Part of the tax coaching I do with clients includes coaching them on how to document the transactions, the activity, the income and expenses that impact their tax strategy. Proper documentation increases the accuracy of the information my clients provide to me to do tax planning and prepare their tax returns. It also provides the support the IRS would want to see if my client is audited. Part of my mid-year planning process includes checking in with my clients on how their documentation is coming along.

What is your system to make sure you monitor your taxes throughout the year?

If you don't have a system to monitor your taxes throughout the year, you need one and here is why:

Have you ever met with a CPA or tax preparer and been told you could have done something about a tax problem if only you had acted before the end of the year?

And while year end tax planning has its place in a tax strategy, often times there is simply not enough time at the end of the year to get the best tax results. That's why mid-year tax planning is so important.

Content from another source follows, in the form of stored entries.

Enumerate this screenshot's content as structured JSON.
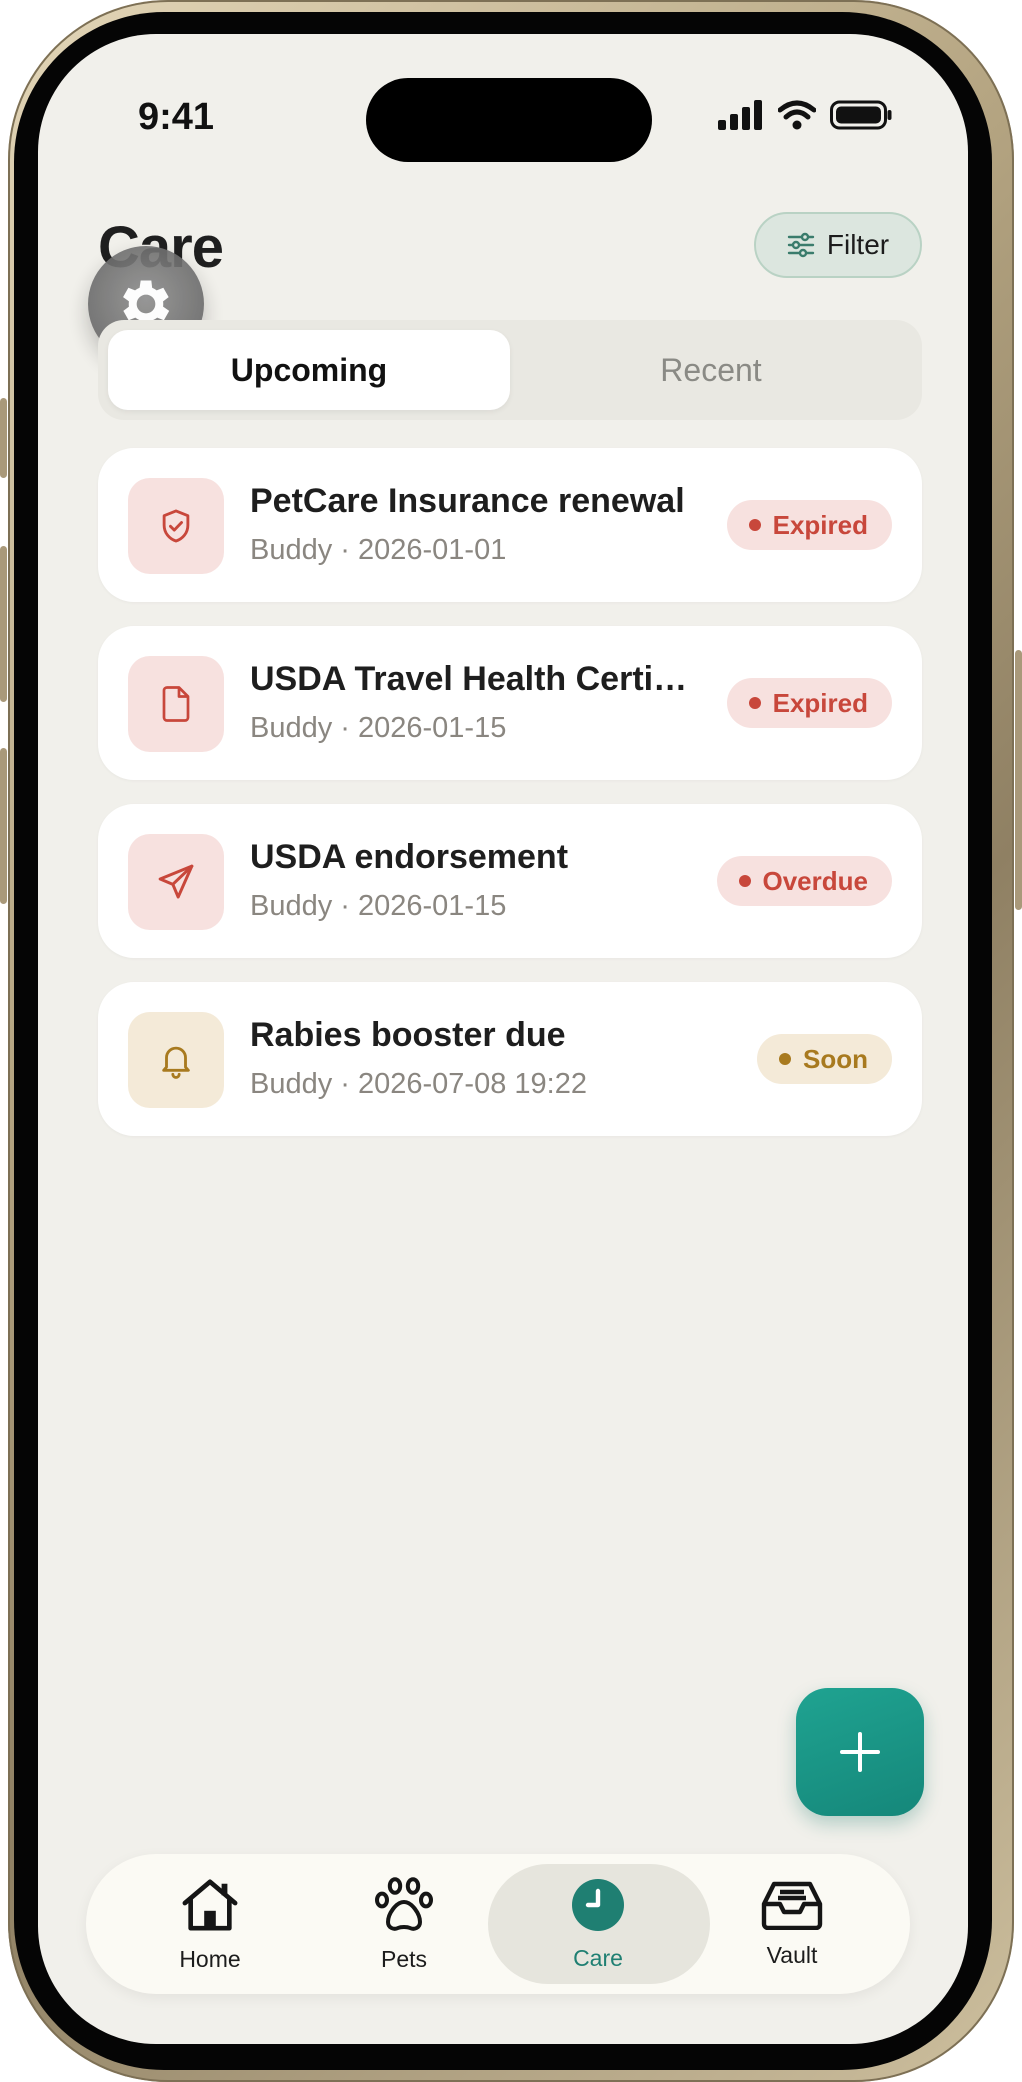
{
  "status_bar": {
    "time": "9:41"
  },
  "header": {
    "title": "Care",
    "filter_label": "Filter"
  },
  "segments": {
    "upcoming": "Upcoming",
    "recent": "Recent"
  },
  "items": [
    {
      "title": "PetCare Insurance renewal",
      "subtitle": "Buddy · 2026-01-01",
      "status": "Expired",
      "icon": "shield-check-icon",
      "tone": "red"
    },
    {
      "title": "USDA Travel Health Certi…",
      "subtitle": "Buddy · 2026-01-15",
      "status": "Expired",
      "icon": "document-icon",
      "tone": "red"
    },
    {
      "title": "USDA endorsement",
      "subtitle": "Buddy · 2026-01-15",
      "status": "Overdue",
      "icon": "send-icon",
      "tone": "red"
    },
    {
      "title": "Rabies booster due",
      "subtitle": "Buddy · 2026-07-08 19:22",
      "status": "Soon",
      "icon": "bell-icon",
      "tone": "gold"
    }
  ],
  "tabbar": [
    {
      "label": "Home",
      "icon": "home-icon"
    },
    {
      "label": "Pets",
      "icon": "paw-icon"
    },
    {
      "label": "Care",
      "icon": "clock-icon",
      "active": true
    },
    {
      "label": "Vault",
      "icon": "inbox-icon"
    }
  ],
  "colors": {
    "accent": "#1a9585",
    "danger": "#c8473b",
    "warning": "#a87a1f",
    "background": "#f1f0eb"
  }
}
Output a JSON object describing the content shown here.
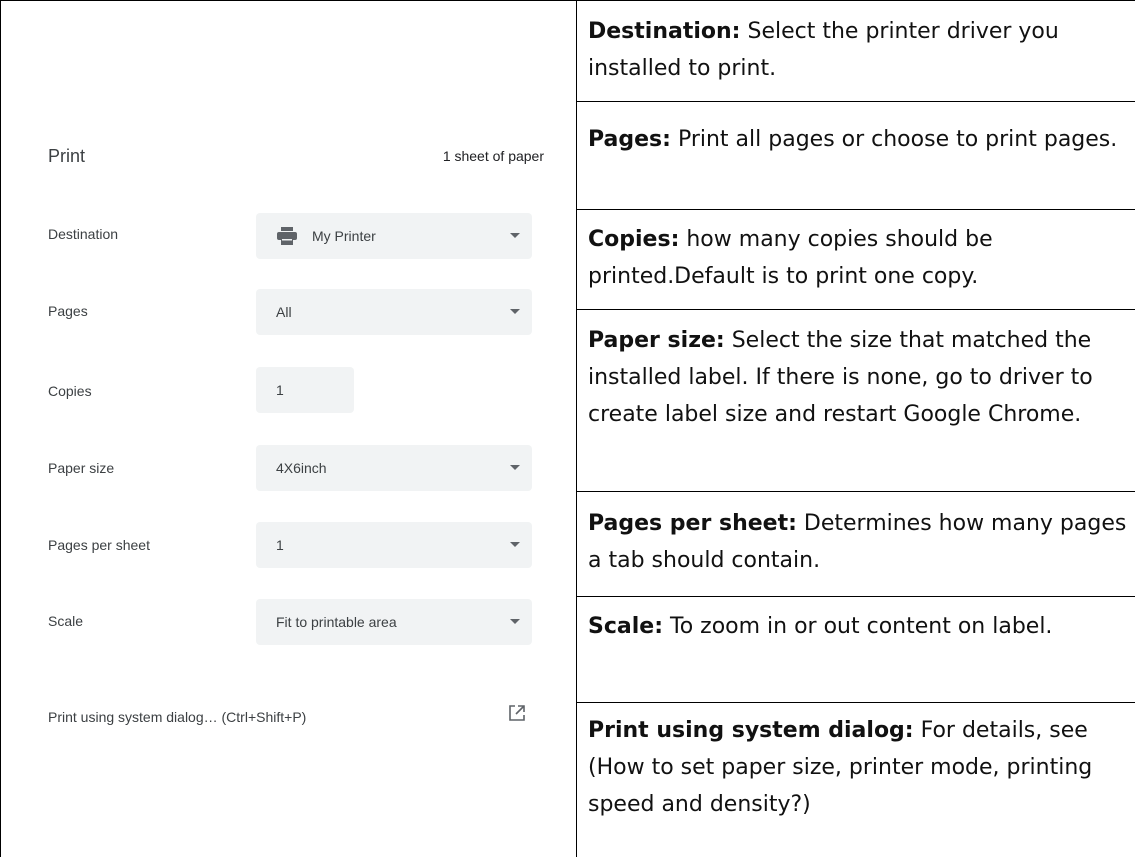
{
  "dialog": {
    "title": "Print",
    "sheet_count": "1 sheet of paper",
    "rows": [
      {
        "label": "Destination",
        "value": "My Printer",
        "icon": "printer-icon",
        "kind": "select"
      },
      {
        "label": "Pages",
        "value": "All",
        "kind": "select"
      },
      {
        "label": "Copies",
        "value": "1",
        "kind": "input"
      },
      {
        "label": "Paper size",
        "value": "4X6inch",
        "kind": "select"
      },
      {
        "label": "Pages per sheet",
        "value": "1",
        "kind": "select"
      },
      {
        "label": "Scale",
        "value": "Fit to printable area",
        "kind": "select"
      }
    ],
    "system_dialog": "Print using system dialog… (Ctrl+Shift+P)",
    "system_dialog_icon": "open-in-new-icon"
  },
  "descriptions": [
    {
      "term": "Destination:",
      "text": " Select the printer driver you installed to print."
    },
    {
      "term": "Pages:",
      "text": " Print all pages or choose to print pages."
    },
    {
      "term": "Copies:",
      "text": " how many copies should be printed.Default is to print one copy."
    },
    {
      "term": "Paper size:",
      "text": " Select the size that matched the installed label. If there is none, go to driver to create label size and restart Google Chrome."
    },
    {
      "term": "Pages per sheet:",
      "text": " Determines how many pages a tab should contain."
    },
    {
      "term": "Scale:",
      "text": " To zoom in or out content on label."
    },
    {
      "term": "Print using system dialog:",
      "text": " For details, see (How to set paper size, printer mode, printing speed and density?)"
    }
  ]
}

I have a system in place to make sure this monitoring happens for my clients. Part of that system includes a custom checklist designed for each specific client. Here are the top 5 questions from that checklist.

** Question #1 **

Do you need to change how your entity or entities are taxed?

Sometimes an entity is formed with the strategy that once that entity hits a certain target income, then how that entity is taxed needs to change. This can be a very costly tax mistake if it is missed!

** Question #2 **

Do you need to add an entity or restructure how your entities are owned?

Knowing the right time and the right entity for your tax strategy can often save as much as $10,000 per year in taxes.

** Question #3 **

Are your salary and distribution amounts from your S Corporation optimal?

S Corporations are the most popular entity for businesses. The mistake I see most often is S Corporation owners not balancing the amount the S Corporation pays them as salary versus distributions in order to reduce their taxes and their audit risk.

** Question #4 **

Is your accounting up to date?

If your accounting is not up to date through at least the first quarter of 2008 (March 2008), then it is not up to date and you need to take action now! Accounting is the heart of every tax strategy. Without current accounting, it is impossible to determine the tax strategies that will generate the most tax savings or if anything needs to be adjusted during the year to protect the tax savings.

** Question #5 **

Are your travel, meals and entertainment expenses properly documented?

TravelFeature Articles, meals and entertainment are among the most heavily scrutinized expenses. This makes proper documentation of these expenses a key part of every tax strategy.